4. The fault determination method as described in claim 1, characterized in that, The fault determination method further includes: The fault risk value of the device under test is determined based on the abnormal data. Based on the fault risk value, an early warning message is generated indicating that the device under test will fail within a preset time interval in the future.

5. The fault determination method as described in claim 4, characterized in that, The step of determining the fault risk value of the device under test based on the abnormal data includes: Based on the abnormal data, identify the fault information of the device under test, extract the fault type from the fault information, select the target prediction model corresponding to the fault type from each preset fault prediction model to perform fault prediction, and generate fault prediction results. Obtain the dynamic factors of the fault prediction results, and determine the dynamic weights of the fault prediction results based on the dynamic factors.

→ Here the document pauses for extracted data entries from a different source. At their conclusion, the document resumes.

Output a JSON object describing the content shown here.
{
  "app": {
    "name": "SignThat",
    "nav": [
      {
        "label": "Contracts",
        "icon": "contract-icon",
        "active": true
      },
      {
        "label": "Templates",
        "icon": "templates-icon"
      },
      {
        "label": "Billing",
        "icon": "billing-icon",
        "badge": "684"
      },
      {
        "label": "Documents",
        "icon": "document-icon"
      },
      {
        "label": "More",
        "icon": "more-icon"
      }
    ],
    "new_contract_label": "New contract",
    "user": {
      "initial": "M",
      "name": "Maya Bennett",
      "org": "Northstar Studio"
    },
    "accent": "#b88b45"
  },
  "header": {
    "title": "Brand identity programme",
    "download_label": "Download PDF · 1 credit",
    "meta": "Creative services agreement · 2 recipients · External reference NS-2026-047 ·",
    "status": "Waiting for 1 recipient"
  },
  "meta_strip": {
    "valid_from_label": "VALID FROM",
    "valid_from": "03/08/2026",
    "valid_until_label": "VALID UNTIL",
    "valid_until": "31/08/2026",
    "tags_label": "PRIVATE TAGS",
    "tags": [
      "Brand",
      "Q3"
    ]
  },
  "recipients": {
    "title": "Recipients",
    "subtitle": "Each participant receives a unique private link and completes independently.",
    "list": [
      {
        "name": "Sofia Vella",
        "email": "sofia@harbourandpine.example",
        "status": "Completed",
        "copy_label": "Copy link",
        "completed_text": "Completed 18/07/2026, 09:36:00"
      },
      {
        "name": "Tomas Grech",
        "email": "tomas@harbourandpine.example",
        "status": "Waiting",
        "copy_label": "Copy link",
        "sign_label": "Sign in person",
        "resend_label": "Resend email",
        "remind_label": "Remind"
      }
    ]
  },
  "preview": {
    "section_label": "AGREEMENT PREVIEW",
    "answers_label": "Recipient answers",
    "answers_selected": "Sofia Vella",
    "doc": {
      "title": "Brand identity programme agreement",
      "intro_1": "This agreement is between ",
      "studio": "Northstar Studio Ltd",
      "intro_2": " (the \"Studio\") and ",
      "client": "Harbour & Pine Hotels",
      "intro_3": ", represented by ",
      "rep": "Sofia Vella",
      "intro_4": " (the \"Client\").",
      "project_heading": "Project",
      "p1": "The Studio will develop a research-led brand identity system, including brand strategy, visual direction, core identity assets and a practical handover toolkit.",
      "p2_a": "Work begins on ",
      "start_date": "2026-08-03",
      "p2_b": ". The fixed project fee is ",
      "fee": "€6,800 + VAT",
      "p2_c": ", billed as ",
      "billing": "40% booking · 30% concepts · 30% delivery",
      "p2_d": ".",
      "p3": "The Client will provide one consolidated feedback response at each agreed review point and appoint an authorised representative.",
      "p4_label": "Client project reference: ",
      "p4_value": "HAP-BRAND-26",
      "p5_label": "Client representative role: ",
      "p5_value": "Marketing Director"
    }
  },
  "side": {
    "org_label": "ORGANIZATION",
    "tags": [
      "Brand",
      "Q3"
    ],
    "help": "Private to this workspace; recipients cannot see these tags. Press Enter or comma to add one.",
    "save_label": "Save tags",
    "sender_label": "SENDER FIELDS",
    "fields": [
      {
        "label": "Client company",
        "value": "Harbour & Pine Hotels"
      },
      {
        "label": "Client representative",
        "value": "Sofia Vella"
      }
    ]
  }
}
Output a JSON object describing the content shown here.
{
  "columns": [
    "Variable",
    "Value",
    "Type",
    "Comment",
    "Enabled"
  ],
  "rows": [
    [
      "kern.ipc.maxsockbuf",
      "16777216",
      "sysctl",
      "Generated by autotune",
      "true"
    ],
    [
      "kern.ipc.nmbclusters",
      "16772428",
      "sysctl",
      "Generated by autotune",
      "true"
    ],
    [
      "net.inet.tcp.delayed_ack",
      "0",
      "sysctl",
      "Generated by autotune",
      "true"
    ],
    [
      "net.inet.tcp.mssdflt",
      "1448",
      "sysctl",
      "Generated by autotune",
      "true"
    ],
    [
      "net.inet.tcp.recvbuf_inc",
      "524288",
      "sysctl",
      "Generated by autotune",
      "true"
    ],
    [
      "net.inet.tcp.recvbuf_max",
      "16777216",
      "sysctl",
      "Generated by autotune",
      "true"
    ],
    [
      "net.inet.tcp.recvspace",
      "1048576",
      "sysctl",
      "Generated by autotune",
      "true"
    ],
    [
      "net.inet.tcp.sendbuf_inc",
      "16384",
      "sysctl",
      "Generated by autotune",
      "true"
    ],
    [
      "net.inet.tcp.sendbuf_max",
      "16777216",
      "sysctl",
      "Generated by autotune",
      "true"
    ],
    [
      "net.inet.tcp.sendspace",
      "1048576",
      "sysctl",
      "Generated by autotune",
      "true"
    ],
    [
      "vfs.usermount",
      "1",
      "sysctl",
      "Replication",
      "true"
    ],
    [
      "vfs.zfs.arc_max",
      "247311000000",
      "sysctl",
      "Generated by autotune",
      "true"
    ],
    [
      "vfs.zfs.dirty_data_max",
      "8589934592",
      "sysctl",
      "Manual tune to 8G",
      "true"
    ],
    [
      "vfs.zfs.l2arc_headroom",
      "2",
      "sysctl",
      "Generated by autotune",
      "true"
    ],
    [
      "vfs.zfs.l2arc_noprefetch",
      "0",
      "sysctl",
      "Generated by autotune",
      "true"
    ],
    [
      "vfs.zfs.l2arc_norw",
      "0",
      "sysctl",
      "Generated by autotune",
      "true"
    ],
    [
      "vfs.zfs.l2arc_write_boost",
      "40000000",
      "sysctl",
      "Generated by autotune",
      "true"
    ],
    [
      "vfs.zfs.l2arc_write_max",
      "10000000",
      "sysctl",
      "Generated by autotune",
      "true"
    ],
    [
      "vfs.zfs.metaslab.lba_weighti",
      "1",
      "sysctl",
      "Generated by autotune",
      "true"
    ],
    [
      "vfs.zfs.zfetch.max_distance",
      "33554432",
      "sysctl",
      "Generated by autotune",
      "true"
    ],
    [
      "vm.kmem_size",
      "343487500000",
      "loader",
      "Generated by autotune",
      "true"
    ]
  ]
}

Based on the dynamic weights, the fault prediction results are fused to generate a fault risk value.

6. The fault determination method as described in claim 5, characterized in that, The fault prediction result includes at least one of the first fault prediction result, the second fault prediction result, and the third fault prediction result; The step of selecting a target prediction model corresponding to the fault type from various preset fault prediction models to perform fault prediction and generate fault prediction results includes at least one of the following: When the fault type includes linear faults and / or periodic faults, the faults with linear trends and periodicity in the abnormal data are analyzed based on the first preset fault prediction model to generate a first fault prediction result. When the fault type includes multi-parameter linear faults, the faults caused by multi-parameter linear correlations in the abnormal data are analyzed based on the second preset fault prediction model to generate a second fault prediction result. When the fault type includes nonlinear faults, the faults with nonlinear relationships in the abnormal data are analyzed based on the third preset fault prediction model to generate a third fault prediction result.

7. The fault determination method as described in claim 5, characterized in that, The dynamic factors include model performance factors, fault type matching factors, and data quality factors. The step of obtaining the dynamic factors of the fault prediction result and determining the dynamic weights of the fault prediction result based on the dynamic factors includes: The model performance factor is determined based on the performance of each preset fault prediction model within a preset time period. The fault type matching factor is determined based on the matching degree between the abnormal data and each preset fault prediction model. The data quality factor is determined based on the completeness and stability of the abnormal data. The model performance factor, the fault type matching factor, and the data quality factor are input into a preset meta-model to generate dynamic weights for the fault prediction results.

8. An electronic device, characterized in that, The device includes: a memory, a processor, and a computer program stored in the memory and executable on the processor, the computer program being configured to implement the steps of the fault determination method as described in any one of claims 1 to 7.

9. A storage medium, characterized in that, The storage medium is a computer-readable storage medium, and a computer program is stored on the storage medium. When the computer program is executed by a processor, it implements the steps of the fault determination method as described in any one of claims 1 to 7.

10. A computer program product, characterized in that, The computer program product includes a computer program that, when executed by a processor, implements the steps of the fault determination method as described in any one of claims 1 to 7.